Als wir uns umdrehen, erblicken wir die drei Grazien. Ihre Blicke sind auf einen riesigen Vogel geheftet, der die Hänge des Astraka herunterschwebt. Als er zur Seite gleitet, erkennt man, dass Rücken und Bauch weiß, Flügel und Beine rot sind. Er hält die Schwingen reglos ausgestreckt und gleitet langsam in die Schlucht hinunter. Wenn es tatsächlich ein Vogel ist, dann muss er sich von einem anderen Kontinent hierher verirrt haben.

»Ist das ein Adler?«, fragt Kalliopi.

»Bist du noch bei Trost?«, wirft Argyro ein. »Hast du jemals einen Adler mit roten Flügeln gesehen? Gut, im Volkslied besingt man den Adler ohne Schwingen. Aber einen mit roten Schwingen gibt’s nirgends.«

»Der hat nicht nur rote Flügel, sondern auch noch eine Brille auf«, fügt Tassia hinzu.

»Eine Brille?«, wundert sich Adriani.

»Ja, siehst du denn nicht, dass er eine schwarze Brille trägt? Eine richtige Fliegerbrille!«

»Dann ist es vielleicht ein Mensch?«, fragt Kalliopi.

»Es ist ein Mensch, und noch dazu ein Deutscher«, hören wir eine Stimme hinter uns sagen.

Als wir uns umwenden, sehen wir Maria, die fünfzigjährige Hotelbesitzerin, am Eingang stehen. »Es sind ein paar verrückte Deutsche«, erklärt sie uns. »Sie klettern auf den Astraka und den Gamila hoch, ziehen sich Flügel an und stürzen sich hinunter. Es heißt sogar, sie gleiten die Hänge des Smolikas hinunter, aber das habe ich nicht mit eigenen Augen gesehen.«

»Gütiger Gott!«, sagt Adriani und bekreuzigt sich.

»Schauen Sie in die Schlucht hinunter«, meint Maria.

Unten erblicken wir ein paar Typen, die nach oben winken.

»Und was machen die dort? Nur zuschauen?«, fragt Argyro.

»Nein, das ist das Bodenpersonal. Sie helfen beim An- und Ablegen der Flügel und der übrigen Ausrüstung«, erläutert Maria.
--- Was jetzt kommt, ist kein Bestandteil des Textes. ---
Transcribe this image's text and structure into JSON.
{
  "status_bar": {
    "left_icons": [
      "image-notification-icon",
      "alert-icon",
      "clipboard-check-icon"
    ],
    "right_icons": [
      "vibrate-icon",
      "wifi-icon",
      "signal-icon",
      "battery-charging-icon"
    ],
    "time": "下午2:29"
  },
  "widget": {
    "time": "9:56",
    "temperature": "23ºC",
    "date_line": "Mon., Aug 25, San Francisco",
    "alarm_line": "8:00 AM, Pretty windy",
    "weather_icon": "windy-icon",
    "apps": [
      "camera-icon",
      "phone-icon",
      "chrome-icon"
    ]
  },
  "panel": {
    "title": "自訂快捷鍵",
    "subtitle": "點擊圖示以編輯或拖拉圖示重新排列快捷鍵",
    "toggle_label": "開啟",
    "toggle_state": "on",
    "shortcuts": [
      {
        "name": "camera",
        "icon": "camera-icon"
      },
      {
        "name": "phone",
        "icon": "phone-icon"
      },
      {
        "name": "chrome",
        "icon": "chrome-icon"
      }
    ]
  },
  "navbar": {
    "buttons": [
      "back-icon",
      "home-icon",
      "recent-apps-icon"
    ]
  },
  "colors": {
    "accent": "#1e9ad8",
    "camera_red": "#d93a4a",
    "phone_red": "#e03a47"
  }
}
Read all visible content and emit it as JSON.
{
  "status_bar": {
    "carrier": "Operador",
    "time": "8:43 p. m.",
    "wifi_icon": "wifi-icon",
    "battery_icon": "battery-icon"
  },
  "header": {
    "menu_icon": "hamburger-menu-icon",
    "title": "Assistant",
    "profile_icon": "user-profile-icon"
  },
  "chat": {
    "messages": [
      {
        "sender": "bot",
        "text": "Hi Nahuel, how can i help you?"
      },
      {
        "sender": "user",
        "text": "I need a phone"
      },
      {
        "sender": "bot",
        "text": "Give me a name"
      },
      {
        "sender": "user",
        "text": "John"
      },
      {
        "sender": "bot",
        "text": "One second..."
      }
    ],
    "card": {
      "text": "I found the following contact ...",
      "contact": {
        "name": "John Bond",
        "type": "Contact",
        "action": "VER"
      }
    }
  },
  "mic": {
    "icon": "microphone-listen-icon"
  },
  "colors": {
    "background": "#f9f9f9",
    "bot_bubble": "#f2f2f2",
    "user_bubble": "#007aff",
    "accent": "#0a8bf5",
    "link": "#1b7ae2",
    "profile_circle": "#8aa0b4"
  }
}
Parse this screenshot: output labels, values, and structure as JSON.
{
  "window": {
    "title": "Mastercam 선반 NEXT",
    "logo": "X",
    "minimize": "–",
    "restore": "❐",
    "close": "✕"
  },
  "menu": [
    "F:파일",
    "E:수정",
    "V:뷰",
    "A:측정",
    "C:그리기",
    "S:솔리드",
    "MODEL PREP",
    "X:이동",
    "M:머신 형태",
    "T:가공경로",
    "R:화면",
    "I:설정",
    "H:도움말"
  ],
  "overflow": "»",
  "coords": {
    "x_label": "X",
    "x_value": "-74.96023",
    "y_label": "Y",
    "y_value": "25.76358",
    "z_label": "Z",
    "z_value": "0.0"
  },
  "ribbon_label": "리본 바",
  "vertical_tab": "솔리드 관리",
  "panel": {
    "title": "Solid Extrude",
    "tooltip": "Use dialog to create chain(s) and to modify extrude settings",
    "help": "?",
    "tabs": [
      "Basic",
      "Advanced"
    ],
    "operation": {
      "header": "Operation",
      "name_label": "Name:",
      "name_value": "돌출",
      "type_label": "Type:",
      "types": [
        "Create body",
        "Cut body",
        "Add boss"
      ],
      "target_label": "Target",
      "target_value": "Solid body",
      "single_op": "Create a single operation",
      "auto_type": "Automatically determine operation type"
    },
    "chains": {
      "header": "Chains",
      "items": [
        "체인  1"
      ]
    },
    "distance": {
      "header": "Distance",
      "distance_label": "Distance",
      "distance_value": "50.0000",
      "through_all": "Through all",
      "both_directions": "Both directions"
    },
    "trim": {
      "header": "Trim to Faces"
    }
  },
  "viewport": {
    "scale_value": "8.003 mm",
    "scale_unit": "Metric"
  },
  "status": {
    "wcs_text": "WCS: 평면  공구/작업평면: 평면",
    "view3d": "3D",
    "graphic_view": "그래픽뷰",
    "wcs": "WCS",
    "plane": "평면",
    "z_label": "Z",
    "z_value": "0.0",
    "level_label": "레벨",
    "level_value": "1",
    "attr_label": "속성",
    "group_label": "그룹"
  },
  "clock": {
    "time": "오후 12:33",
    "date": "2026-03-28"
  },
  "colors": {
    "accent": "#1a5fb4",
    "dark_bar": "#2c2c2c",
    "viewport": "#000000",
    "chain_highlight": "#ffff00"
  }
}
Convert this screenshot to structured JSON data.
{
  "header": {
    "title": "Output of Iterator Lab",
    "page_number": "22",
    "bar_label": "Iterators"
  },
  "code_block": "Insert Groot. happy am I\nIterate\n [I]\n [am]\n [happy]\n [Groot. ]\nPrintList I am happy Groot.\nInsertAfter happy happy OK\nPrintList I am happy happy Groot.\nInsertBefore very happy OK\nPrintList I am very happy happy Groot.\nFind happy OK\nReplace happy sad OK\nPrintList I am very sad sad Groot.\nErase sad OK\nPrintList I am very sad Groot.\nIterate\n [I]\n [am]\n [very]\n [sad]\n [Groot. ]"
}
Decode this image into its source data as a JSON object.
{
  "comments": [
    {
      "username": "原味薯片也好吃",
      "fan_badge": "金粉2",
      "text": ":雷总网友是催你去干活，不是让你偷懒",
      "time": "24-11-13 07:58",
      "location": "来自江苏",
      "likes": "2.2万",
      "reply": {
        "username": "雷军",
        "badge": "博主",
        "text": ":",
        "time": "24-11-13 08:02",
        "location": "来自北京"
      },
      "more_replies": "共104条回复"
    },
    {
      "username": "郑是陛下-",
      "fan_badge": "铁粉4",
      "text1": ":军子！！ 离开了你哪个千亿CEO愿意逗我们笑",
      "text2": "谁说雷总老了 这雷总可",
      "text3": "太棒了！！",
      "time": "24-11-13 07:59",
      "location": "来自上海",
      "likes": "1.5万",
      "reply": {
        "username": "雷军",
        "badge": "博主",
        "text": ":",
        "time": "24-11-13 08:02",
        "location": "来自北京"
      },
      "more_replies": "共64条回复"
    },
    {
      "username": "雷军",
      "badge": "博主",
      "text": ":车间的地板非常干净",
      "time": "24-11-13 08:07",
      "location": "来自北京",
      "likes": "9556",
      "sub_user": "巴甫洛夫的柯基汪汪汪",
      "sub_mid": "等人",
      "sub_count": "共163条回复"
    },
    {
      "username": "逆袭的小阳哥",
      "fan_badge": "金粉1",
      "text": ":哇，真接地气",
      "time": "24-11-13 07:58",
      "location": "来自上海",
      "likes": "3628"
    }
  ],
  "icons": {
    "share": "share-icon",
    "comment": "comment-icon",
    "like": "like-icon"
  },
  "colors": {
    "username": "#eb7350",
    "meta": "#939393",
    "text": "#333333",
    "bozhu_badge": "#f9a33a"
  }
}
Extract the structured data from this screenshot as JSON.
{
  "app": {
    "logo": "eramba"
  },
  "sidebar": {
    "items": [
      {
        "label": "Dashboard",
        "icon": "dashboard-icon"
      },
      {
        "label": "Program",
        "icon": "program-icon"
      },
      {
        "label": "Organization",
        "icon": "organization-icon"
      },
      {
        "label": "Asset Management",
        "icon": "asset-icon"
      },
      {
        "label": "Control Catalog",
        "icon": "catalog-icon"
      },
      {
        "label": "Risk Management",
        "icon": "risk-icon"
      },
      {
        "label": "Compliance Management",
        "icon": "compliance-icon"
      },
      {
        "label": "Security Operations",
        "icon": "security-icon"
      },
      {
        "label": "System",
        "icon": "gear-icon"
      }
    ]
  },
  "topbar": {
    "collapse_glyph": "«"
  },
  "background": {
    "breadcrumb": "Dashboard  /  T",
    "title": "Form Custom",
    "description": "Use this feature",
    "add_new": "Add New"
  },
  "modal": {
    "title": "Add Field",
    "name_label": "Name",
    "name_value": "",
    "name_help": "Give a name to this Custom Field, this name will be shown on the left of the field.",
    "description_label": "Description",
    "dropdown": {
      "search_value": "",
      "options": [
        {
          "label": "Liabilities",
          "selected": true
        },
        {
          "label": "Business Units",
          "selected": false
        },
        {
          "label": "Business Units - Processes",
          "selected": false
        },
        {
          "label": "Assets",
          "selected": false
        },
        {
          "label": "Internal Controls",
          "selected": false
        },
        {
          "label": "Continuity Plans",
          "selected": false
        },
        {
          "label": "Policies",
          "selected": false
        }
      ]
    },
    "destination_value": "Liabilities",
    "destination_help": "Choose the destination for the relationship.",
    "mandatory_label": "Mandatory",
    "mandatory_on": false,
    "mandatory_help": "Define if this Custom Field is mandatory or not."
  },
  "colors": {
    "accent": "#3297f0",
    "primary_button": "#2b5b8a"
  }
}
»Die sind verrückt«, schlussfolgert Tassia.

»Das ist nicht gesagt. Jedenfalls scheinen sie ihren Spaß dabei zu haben«, erwidert Argyro.

»Wollen wir uns das nicht aus der Nähe anschauen?«, schlägt Adriani vor.

»Aber wir wollten heute doch nach Zagori fahren«, meint Kalliopi unschlüssig.

»Das können wir verschieben, Kalliopi«, antwortet Argyro. »Die Zagori-Dörfer stehen auch morgen noch, die Vogelmenschen können jederzeit davonfliegen.«

Alle drehen sich gleichzeitig nach mir um und fixieren mich mit ihren Blicken. Sie haben offenbar nicht vor, zu Fuß in die Schlucht zu wandern.

»Na dann, los!«, sage ich, weil ich ihnen einerseits den Gefallen tun, andererseits selbst das Schauspiel aus der Nähe sehen möchte.

»Zieht euch etwas Warmes an, in der Schlucht ist es kühl«, warnt uns Maria.

Dann kehren wir alle ins Hotel zurück, um Jacken und Pullover zu holen. Ein paar Minuten später treffen wir uns am Eingang wieder und machen uns mit dem Seat auf den Weg.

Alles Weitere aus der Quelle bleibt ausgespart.